Explaining Number of Days' Sales in Inventory Calculation

Understanding Number of Days' Sales in Inventory

Number of days' sales in inventory (DSI) is a crucial financial metric that indicates how efficiently a company manages its inventory. It helps in evaluating the liquidity and efficiency of inventory management within a business. The calculation of DSI involves the relationship between the cost of goods sold (COGS) and the average inventory level. The formula for calculating DSI is as follows: DSI = (Cost of Goods Sold / Average Inventory) * 365 days This formula helps in determining the average number of days it takes for a company to sell its entire inventory. A lower DSI indicates that a company is selling its inventory quickly, while a higher DSI suggests slower inventory turnover.

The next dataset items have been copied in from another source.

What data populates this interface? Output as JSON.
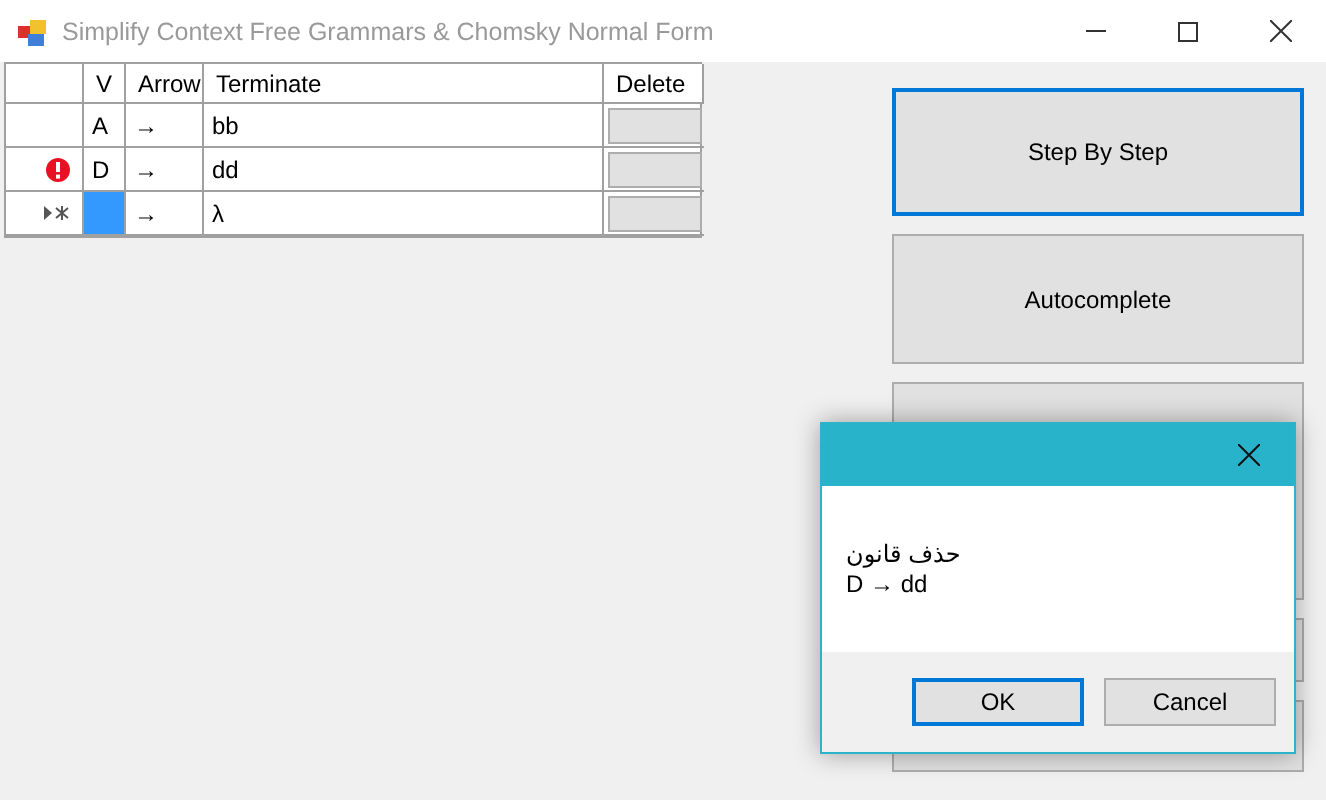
{
  "window": {
    "title": "Simplify Context Free Grammars & Chomsky Normal Form"
  },
  "table": {
    "columns": [
      "V",
      "Arrow",
      "Terminate",
      "Delete"
    ],
    "rows": [
      {
        "v": "A",
        "arrow": "→",
        "terminate": "bb",
        "error": false,
        "new_row": false,
        "selected": false
      },
      {
        "v": "D",
        "arrow": "→",
        "terminate": "dd",
        "error": true,
        "new_row": false,
        "selected": false
      },
      {
        "arrow": "→",
        "terminate": "λ",
        "error": false,
        "new_row": true,
        "selected": true
      }
    ]
  },
  "buttons": [
    {
      "label": "Step By Step",
      "focused": true
    },
    {
      "label": "Autocomplete",
      "focused": false
    },
    {
      "focused": false
    },
    {
      "focused": false
    },
    {
      "focused": false
    }
  ],
  "dialog": {
    "lines": [
      "حذف قانون",
      "D → dd"
    ],
    "buttons": [
      {
        "label": "OK",
        "focused": true
      },
      {
        "label": "Cancel",
        "focused": false
      }
    ]
  }
}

How to Calculate Number of Days' Sales in Inventory

The process of calculating DSI involves dividing the cost of goods sold by the average inventory for the given period and then multiplying the result by 365 days. This method provides a clear picture of how long it takes for inventory to be converted into sales. To better illustrate the calculation, consider the following example: - Cost of Goods Sold (COGS): $500,000 - Average Inventory: $100,000 Using the formula: DSI = ($500,000 / $100,000) * 365 DSI = 5 * 365 DSI = 1825 days In this example, the company takes approximately 1825 days to sell its entire inventory.

Answer to the Question

What is the calculation method for determining the number of days' sales in inventory?

The number of days' sales in inventory is computed as Sales divided by average daily cost of goods sold. Thus, the correct option is c. sales divided by average daily cost of goods sold.